Commerzbank board takes pay cut after €6.6 billion in losses

Commerzbank board takes pay cut after €6.6 billion in losses
Photo: DPA
Germany's second biggest bank, Commerzbank, posted a 2008 net loss of €6.6 billion ($9 billion) on Friday and said its board would take a 65 percent pay cut.

Commerzbank had reported a 2008 net profit of €3 million in February but that figure did not include results from Dresdner Bank, bought from the insurance group Allianz for €4.7 billion.

Commerzbank waited until publishing its annual report to present pro forma results that included Dresdner, which has suffered steep losses owing to the international financial crisis.

“The overriding theme of 2009 will be the integration of Dresdner Bank,” Commerzbank said, without providing a detailed earnings forecast.

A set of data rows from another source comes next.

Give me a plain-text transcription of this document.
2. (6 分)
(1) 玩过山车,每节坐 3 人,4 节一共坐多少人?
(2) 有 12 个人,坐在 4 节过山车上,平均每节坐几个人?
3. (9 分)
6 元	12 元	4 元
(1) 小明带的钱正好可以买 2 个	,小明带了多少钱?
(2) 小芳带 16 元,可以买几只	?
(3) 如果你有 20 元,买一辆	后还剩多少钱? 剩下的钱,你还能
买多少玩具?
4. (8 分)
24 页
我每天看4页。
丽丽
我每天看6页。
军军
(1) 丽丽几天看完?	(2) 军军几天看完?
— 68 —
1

Commerzbank shares soared 11.06 percent to €4.52 in midday trades on Friday, the biggest gainer by far, while the DAX index of leading German stocks was 1.27 percent lower overall.

Since Friday, stock in the bank has gained more than 50 percent.

Chairman Martin Blessing had said in February that the bank did not expect to see a profit this year but that it should do so in 2010.

“If the effects of the global interest rate cuts leads to a recovery from 2010 onwards, Germany is expected to grow faster than the rest of the eurozone,” a statement said. “This will benefit the new Commerzbank.”

Investors welcomed the guidance and news the bank had covered much of its 2009 refinancing needs, pushing the shares sharply higher in midday trade on the Frankfurt stock exchange.

Because Commerzbank has received support from the German banking sector stabilisation fund SoFFin, the salaries of senior executives will be capped and the bank will not pay a dividend this year or next, the statement said.

Blessing will be paid €500,000 and the entire board of directors will receive a total of €4.3 million, down 65 percent from the 2007 figure of €12.4 million, a statement said.

The government now owns a stake of 25 percent plus one share in Commerzbank following a second capital injection of €10 billion that brought the total to €18.2 billion.

Commerzbank has also received loan guarantees worth €15 billion.

On Friday, the bank said that “2008 was dominated by the effects of the financial market crisis. Nevertheless, we took important steps to further strengthen Commerzbank’s position.”

The bank forecast higher operating expenses and around €2 billion in restructuring charges this year but added that it also expected to earn higher net interest income.

The statement said Commerzbank had already secured more than half of the year’s total refinancing requirements and expected to raise a total of around €20 billion in the capital markets in 2009.

It forecast growth in the bank’s private and corporate clients segment this year as well.

Even without the state aid and a break in the price it paid for Dresdner, Commerzbank “demonstrates reassuring financial stability, it has no problem with refinancing,” Baader Bank trader Robert Halver told AFP.

The new Commerzbank holds accumulated toxic assets with a market value of more than €55 billion, the annual report said.

But they have been isolated since January in an internal division following a restructuring of the bank, because “they are complex financial products that must be managed separately,” a bank spokesman told AFP.